Добавить в цитаты Настройки чтения

Страница 37 из 40

Он жил довольно скудно, так как весь свой адмиральский оклад раздавал матросам и их семьям, а особенно раненым в госпиталях. За несколько дней до гибели пришёл царский указ о награждении Павла Степановича значительной денежной выдачей ежегодно. Он с досадой сказал: «Да на что мне аренда? Лучше бы они мне бомб прислали!» И мечтал о том, как бы эти деньги употребить с наибольшей пользой для матросов или на оборону города.

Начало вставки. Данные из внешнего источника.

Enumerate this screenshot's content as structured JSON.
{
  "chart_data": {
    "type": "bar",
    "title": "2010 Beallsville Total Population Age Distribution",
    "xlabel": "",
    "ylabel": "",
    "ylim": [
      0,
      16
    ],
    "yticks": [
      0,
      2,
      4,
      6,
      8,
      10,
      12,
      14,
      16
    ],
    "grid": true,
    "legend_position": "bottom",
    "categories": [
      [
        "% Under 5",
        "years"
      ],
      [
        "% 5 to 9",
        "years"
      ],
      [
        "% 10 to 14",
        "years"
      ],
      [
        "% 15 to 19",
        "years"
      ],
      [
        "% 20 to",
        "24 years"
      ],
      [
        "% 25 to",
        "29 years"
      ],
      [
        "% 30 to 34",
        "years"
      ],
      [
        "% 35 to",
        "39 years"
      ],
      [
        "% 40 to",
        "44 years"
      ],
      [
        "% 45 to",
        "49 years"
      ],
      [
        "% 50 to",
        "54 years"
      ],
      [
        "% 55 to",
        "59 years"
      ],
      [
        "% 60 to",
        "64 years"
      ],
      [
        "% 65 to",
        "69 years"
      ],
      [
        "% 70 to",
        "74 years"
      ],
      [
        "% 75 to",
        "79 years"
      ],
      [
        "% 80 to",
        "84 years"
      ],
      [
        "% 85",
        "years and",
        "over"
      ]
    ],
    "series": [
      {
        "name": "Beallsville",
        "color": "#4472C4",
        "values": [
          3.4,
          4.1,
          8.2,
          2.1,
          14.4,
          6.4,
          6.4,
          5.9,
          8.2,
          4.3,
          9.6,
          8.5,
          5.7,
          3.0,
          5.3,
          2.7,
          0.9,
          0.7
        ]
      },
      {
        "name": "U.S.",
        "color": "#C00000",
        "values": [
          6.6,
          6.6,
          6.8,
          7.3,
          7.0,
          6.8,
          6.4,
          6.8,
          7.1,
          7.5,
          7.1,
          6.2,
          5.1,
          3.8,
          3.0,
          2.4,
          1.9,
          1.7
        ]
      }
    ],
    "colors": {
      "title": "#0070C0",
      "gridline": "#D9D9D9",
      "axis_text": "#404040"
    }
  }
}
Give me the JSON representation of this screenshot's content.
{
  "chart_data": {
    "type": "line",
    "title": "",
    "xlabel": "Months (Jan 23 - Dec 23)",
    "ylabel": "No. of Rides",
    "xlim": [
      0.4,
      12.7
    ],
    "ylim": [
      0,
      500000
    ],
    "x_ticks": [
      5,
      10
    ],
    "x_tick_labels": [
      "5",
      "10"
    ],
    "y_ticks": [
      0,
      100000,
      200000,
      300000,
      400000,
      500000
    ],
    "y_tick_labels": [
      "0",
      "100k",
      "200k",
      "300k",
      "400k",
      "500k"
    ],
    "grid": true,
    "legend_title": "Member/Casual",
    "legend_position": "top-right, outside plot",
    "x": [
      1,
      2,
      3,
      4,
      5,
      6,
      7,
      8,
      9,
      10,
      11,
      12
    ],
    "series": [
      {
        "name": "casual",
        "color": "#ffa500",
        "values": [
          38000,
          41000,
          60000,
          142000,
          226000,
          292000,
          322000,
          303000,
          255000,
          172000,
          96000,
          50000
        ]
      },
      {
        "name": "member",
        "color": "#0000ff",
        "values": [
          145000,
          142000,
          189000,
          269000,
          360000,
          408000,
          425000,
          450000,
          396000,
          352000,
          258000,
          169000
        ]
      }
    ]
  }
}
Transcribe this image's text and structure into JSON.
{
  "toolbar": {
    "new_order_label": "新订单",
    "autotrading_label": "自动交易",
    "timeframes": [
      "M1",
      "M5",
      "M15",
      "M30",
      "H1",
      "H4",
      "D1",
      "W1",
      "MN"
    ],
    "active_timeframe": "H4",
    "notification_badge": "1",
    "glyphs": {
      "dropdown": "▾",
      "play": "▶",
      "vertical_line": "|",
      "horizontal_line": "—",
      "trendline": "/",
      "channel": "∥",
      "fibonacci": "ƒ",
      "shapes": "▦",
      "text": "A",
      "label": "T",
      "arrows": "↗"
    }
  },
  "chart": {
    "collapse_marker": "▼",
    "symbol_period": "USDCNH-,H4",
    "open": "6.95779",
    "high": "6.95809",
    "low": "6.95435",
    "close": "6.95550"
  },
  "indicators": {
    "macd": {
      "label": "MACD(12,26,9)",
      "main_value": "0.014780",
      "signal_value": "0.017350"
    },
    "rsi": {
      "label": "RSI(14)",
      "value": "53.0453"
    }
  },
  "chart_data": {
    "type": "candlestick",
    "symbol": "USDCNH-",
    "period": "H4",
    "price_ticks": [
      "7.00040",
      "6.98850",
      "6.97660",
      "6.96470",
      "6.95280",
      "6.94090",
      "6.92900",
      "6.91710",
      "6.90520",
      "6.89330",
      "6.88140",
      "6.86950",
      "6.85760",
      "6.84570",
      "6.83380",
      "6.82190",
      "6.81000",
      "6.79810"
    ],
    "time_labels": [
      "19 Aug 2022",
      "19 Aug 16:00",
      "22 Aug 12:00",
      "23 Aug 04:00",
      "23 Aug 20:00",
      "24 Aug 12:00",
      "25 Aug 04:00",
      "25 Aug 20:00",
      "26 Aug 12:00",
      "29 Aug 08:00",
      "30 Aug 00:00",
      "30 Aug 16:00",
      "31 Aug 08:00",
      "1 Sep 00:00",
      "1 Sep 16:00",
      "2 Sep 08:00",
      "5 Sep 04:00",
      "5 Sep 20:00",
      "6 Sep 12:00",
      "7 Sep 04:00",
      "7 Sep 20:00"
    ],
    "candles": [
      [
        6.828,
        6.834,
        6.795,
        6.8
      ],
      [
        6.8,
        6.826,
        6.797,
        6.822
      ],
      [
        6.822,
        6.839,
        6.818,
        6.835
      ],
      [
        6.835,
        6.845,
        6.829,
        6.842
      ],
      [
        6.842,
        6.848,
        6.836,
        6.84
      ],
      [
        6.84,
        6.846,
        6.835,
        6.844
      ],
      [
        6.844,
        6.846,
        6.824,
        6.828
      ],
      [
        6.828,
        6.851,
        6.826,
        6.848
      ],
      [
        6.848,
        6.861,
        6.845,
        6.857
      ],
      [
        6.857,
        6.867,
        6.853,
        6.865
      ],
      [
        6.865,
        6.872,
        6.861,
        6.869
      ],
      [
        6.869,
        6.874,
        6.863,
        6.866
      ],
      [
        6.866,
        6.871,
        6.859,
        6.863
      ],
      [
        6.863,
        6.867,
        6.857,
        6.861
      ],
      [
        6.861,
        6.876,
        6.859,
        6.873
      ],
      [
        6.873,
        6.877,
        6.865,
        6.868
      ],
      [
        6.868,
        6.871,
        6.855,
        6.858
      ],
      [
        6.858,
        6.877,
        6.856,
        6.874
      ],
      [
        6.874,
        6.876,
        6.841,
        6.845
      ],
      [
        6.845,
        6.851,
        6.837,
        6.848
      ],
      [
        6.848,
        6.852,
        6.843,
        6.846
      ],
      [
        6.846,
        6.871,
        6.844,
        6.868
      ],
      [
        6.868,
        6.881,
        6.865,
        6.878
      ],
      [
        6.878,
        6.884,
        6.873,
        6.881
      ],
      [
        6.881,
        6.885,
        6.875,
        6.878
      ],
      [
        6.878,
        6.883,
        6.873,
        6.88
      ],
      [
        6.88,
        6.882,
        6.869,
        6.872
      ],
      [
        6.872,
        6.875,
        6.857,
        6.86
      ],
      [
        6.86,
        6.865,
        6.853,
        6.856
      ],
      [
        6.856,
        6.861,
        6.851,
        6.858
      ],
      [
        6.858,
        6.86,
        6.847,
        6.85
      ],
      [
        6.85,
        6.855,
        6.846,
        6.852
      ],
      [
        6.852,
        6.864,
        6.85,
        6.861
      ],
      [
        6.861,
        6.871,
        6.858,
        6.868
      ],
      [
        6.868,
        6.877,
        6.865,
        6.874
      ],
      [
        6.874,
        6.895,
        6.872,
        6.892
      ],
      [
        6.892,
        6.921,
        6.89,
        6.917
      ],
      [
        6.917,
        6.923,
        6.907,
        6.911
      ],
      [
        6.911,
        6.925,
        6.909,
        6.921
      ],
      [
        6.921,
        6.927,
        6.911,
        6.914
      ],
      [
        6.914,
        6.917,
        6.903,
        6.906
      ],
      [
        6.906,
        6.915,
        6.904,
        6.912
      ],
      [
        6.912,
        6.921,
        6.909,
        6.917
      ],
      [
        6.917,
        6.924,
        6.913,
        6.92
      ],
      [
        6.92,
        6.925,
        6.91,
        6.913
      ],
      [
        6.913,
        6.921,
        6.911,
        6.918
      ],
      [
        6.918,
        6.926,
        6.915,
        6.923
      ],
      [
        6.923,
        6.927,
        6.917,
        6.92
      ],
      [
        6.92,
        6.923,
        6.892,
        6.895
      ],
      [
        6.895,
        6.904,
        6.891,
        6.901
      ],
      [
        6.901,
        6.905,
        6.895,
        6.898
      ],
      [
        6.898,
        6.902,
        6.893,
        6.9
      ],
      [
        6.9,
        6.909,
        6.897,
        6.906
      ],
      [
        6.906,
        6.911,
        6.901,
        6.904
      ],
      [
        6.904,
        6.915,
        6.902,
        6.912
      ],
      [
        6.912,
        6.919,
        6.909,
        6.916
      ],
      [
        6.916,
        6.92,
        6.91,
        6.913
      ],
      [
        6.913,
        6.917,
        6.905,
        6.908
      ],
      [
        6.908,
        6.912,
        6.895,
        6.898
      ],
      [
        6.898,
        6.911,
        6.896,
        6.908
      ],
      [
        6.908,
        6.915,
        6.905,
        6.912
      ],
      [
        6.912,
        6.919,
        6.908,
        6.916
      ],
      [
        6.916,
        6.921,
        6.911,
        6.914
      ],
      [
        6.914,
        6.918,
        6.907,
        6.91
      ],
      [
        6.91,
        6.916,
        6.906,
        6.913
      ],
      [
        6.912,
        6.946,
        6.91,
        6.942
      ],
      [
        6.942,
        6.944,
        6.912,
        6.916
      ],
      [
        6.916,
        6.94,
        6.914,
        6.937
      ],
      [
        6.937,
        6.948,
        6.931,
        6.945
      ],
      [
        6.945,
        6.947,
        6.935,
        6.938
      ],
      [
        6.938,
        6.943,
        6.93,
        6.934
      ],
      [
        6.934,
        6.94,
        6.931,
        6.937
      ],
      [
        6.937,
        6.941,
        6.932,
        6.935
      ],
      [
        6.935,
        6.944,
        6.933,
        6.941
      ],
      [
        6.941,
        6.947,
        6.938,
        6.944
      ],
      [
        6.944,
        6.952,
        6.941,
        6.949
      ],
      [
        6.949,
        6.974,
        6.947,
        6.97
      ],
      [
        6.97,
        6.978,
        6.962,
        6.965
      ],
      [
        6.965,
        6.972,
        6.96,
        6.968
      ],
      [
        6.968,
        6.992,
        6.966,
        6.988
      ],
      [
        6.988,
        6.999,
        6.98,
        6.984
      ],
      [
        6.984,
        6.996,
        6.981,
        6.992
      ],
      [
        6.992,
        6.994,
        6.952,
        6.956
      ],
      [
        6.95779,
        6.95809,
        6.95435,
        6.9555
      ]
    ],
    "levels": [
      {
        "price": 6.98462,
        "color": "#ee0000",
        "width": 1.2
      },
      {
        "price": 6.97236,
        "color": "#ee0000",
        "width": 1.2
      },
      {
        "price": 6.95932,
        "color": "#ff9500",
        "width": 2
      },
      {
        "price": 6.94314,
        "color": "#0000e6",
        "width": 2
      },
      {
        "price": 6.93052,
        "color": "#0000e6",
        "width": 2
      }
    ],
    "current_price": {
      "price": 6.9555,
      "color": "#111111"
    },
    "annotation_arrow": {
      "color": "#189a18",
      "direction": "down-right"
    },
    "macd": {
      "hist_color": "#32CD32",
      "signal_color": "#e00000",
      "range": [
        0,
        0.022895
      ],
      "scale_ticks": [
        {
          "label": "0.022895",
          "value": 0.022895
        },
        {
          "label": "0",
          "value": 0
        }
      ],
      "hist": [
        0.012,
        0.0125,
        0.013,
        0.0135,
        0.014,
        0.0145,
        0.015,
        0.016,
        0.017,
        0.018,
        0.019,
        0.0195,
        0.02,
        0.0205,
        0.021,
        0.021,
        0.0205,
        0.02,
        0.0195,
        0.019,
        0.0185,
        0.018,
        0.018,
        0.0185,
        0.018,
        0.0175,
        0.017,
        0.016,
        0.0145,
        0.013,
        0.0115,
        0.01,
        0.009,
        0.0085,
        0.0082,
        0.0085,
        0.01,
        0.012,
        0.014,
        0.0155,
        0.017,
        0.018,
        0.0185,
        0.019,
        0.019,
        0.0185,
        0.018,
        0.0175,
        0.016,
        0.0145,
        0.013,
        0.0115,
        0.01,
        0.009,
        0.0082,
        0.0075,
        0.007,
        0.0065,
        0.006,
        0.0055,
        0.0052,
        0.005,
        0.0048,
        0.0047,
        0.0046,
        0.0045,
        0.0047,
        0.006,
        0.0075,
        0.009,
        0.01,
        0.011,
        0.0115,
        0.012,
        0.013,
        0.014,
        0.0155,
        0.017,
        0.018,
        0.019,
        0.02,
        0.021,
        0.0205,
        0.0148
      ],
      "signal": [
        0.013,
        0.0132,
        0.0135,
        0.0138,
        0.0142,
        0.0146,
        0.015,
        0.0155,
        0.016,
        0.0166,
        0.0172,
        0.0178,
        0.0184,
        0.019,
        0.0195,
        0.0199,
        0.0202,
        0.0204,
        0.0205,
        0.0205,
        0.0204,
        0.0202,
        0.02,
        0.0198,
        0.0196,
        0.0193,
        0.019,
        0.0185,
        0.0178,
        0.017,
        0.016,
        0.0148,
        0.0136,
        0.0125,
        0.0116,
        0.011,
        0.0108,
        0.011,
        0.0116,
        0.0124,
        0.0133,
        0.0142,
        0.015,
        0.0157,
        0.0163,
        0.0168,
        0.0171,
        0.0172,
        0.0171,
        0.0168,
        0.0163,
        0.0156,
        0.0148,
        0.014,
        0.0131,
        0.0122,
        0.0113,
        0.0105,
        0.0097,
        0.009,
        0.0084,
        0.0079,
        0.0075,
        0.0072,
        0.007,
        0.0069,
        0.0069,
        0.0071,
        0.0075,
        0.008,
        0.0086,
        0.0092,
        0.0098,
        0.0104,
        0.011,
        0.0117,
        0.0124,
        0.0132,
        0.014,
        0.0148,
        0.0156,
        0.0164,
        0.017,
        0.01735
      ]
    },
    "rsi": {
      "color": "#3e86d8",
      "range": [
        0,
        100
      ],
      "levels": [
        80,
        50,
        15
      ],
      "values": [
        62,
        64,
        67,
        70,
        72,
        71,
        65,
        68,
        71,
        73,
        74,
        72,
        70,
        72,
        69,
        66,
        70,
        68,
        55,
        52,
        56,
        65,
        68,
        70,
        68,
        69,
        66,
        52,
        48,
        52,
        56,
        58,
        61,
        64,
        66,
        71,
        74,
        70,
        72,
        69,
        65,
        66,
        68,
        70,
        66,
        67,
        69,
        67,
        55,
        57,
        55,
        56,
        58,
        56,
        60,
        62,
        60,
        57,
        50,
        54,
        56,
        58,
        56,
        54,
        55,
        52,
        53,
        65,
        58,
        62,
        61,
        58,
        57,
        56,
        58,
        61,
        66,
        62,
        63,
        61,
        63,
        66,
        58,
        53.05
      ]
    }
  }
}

Врач, который лечил Нахимова, говорил, что его напряжение во время обороны было настолько нечеловеческим, что «замолкни в сию минуту осада, и это так или иначе было бы последним днём адмирала». В течение всей битвы Павел Степанович почти не снимал мундира, спал по три часа в сутки…

Процессия подходила к собору, заложенному прошлой осенью. Там уже были похоронены рядом со своим учителем Лазаревым адмиралы Корнилов и Истомин. С этого дня Владимирский собор становился вечным пристанищем четырёх замечательных флотоводцев - собором четырёх адмиралов.

Молчали бастионы. В море - угрюмые силуэты вражеских кораблей. Город разбомблён и сожжён. Траурный перезвон колоколов и тихая, печальная музыка. Повисли тяжёлые тучи, только кое-где пробивается солнце…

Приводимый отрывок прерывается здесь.